Skilled Texas Attorney Handles Federal Court Litigation
San Antonio law firm represents clients in civil and criminal matters
Since most criminal trials and civil lawsuits are prosecuted in state courts, the majority of practicing attorneys never even enter federal court. If you are charged with a federal crime or face a lawsuit where federal jurisdiction applies, you need an attorney who is more than simply acquainted with U.S. law and federal rules of procedure. At Law Offices of Paul Vick, I litigate cases in the federal court system. I understand the many nuances, advantages and disadvantages of federal court and am prepared to represent you in matters related to:
- Federal criminal defense
- Civil lawsuits filed in federal court
- State court lawsuits where removal to federal court is permissible
Criminal defense from an advocate who understands the special rules and procedures of federal court
If you are accused of a crime that violates a statute passed by Congress, you will be tried in federal court. Crimes against federal agencies such as the Securities and Exchange Commission (e.g., securities fraud), U.S. Treasury (e.g., counterfeiting), Environmental Protection Agency (e.g., toxic waste dumping), Bureau of Alcohol, Tobacco and Firearms (e.g., gun-running) and Drug Enforcement Agency (e.g., drug smuggling) are federal crimes, as are crimes that cross state lines, such as moving a kidnap victim from one state to another. Crimes that use a federal agency, such as the U.S. Postal Service, to perpetrate an illegal act are likewise federal. I understand federal criminal law and all aspects of the Federal Rules of Criminal Procedure, including:
- Federal Bail Reform Act
- Motions to compel discovery
- Federal Sentencing Guidelines
Don’t give the federal prosecutor an added advantage. Retain an experienced federal criminal defense attorney.

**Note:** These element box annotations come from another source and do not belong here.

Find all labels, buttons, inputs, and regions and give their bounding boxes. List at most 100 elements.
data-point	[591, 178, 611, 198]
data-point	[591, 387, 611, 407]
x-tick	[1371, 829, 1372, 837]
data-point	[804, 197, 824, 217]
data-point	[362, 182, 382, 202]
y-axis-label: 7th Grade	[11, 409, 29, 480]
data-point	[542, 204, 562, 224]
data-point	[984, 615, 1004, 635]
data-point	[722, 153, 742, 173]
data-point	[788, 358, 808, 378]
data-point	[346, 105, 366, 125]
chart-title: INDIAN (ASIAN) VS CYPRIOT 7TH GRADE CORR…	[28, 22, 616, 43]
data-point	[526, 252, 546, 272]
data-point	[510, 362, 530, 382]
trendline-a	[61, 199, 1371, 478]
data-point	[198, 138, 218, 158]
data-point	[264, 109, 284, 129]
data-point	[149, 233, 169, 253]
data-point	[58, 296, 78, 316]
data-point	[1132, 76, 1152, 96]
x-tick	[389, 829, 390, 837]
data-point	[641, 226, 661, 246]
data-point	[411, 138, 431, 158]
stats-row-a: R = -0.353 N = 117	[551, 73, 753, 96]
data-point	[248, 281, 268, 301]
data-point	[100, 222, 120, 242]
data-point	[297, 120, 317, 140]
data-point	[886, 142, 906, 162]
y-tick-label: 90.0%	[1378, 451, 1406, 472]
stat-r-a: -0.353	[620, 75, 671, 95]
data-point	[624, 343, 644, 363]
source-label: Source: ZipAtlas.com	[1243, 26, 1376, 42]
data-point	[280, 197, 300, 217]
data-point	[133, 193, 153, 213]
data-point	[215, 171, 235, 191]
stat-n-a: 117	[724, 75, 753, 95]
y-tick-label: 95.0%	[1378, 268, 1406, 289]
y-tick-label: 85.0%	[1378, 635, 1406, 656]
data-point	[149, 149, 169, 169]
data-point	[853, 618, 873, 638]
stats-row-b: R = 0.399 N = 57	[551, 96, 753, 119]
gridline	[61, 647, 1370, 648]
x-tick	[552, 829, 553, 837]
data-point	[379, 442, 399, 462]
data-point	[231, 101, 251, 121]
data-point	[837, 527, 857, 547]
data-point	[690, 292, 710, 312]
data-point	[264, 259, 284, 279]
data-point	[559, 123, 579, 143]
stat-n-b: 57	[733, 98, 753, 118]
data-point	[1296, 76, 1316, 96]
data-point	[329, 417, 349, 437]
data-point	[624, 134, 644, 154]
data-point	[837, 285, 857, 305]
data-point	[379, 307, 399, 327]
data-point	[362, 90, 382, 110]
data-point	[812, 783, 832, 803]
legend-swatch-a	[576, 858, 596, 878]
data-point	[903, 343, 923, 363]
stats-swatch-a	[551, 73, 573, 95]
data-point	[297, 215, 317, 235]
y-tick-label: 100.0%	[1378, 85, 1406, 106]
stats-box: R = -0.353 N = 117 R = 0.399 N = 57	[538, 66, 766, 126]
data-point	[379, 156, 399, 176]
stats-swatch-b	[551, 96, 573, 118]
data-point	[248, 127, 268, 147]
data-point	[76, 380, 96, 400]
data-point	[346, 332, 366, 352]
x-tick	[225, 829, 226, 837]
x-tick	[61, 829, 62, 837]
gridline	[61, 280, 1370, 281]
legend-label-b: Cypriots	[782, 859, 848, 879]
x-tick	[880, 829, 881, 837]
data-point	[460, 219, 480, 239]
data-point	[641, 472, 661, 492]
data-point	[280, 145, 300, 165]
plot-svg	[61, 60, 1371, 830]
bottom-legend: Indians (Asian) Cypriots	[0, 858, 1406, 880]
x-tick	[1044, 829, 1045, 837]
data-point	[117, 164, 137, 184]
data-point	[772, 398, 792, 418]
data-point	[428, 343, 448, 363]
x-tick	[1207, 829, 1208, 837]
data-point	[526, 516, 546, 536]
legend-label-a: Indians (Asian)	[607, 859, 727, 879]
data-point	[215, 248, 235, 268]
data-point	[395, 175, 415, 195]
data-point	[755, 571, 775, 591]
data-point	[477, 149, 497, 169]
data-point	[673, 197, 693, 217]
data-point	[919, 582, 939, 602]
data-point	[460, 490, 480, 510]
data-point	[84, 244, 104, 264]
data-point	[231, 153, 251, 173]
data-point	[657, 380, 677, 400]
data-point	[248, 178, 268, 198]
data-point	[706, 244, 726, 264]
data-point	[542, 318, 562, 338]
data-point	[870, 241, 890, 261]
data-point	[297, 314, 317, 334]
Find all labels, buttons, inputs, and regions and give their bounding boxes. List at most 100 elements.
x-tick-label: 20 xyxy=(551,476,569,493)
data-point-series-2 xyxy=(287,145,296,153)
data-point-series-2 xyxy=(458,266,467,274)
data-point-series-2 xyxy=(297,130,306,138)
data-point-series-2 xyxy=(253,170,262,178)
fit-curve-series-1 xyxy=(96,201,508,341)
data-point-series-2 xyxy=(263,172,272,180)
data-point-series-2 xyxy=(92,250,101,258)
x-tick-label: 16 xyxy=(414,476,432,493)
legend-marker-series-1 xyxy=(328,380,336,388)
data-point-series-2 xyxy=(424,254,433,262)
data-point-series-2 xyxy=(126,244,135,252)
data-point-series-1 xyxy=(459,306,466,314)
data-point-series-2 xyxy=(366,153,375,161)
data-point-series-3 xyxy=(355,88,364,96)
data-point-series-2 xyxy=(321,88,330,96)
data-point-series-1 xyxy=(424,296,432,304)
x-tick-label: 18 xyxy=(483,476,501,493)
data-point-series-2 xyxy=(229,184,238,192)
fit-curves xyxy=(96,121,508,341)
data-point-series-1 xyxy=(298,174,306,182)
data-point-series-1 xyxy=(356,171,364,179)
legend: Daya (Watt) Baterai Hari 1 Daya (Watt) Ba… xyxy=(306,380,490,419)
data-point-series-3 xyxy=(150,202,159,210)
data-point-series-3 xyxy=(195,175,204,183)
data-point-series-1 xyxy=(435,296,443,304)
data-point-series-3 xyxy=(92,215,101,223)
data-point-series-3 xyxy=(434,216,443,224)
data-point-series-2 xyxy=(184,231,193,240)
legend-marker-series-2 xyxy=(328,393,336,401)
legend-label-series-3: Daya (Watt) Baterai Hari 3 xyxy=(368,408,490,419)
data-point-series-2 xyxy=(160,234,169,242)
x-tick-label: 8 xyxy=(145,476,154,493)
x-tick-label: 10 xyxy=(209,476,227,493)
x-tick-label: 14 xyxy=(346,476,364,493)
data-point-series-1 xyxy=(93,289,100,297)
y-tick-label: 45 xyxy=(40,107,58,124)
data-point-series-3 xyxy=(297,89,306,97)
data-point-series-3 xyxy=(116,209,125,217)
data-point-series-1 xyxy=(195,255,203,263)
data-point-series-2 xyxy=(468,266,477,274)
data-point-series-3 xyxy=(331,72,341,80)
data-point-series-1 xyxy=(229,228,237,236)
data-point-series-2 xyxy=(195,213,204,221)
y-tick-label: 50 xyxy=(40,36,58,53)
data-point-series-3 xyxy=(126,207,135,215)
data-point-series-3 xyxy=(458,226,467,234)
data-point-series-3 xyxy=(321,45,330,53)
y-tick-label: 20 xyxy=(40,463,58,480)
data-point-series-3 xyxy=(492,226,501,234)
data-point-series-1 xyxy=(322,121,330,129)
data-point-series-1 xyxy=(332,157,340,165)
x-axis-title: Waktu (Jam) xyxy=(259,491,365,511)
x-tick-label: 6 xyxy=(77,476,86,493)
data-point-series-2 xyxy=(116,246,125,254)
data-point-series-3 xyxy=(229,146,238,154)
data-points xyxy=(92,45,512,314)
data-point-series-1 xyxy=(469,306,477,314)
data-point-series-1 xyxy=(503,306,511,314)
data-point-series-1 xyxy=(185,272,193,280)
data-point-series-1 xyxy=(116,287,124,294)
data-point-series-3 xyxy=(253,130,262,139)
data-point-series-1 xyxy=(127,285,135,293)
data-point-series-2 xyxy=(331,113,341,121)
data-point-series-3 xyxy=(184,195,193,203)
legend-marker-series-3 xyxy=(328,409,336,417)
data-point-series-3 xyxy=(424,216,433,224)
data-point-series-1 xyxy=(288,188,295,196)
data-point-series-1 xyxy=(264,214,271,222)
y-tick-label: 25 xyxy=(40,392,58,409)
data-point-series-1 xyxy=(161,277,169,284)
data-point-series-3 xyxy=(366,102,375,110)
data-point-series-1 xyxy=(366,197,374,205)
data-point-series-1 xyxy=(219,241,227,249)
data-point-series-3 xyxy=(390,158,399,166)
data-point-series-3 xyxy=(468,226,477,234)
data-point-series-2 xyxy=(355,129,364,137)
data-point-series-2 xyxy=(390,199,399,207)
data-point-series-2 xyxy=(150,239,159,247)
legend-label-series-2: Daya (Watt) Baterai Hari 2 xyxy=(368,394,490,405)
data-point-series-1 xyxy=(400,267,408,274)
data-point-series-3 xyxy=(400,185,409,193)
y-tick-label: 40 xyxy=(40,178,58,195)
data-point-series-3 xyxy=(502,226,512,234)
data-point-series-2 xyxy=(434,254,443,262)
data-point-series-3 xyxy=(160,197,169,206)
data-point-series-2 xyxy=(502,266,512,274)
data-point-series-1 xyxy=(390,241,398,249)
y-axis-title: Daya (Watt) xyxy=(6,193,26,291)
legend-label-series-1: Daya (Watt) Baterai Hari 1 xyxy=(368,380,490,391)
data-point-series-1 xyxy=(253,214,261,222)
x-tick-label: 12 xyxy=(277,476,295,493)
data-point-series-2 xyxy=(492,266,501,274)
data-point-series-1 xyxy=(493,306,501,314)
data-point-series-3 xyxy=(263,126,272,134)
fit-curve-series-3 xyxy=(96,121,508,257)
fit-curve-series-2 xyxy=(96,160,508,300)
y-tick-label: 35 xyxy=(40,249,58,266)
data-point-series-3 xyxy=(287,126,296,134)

Civil litigator advises clients on cases tried in federal courtSome civil lawsuits can and should be filed in federal court. If you are the plaintiff, you can file in federal court for several reasons, including:
- Diversity – If the issue falls under state law, but the parties are from different states, the federal court will hear the case but apply state law in adjudicating.
- Constitutional question – The case must raise some issue under the U.S. Constitution.
- Civil rights claims – State law may be sufficient, but federal law also permits civil suits.
- Class action cases – Because of their complex nature, federal jurisdiction is granted.
- Environmental regulations – Federal regulations are given primacy over the states.
A defendant in a state court lawsuit may also remove the case to federal court if jurisdiction exists. Attorneys who are unfamiliar with the federal system may be overly wary. Their hesitation may prevent clients from receiving numerous benefits. Depending on the state in question, federal court may offer:
- More favorable discovery rules
- Judges more experienced with complex cases
- A more neutral forum
- Favorable precedent binding on the court
- The right to jury trial for specific cases
- Speedier trial
- A broader jury pool
An experienced federal court litigator will fully explain why your case should be filed federally or removed from the state court to the federal.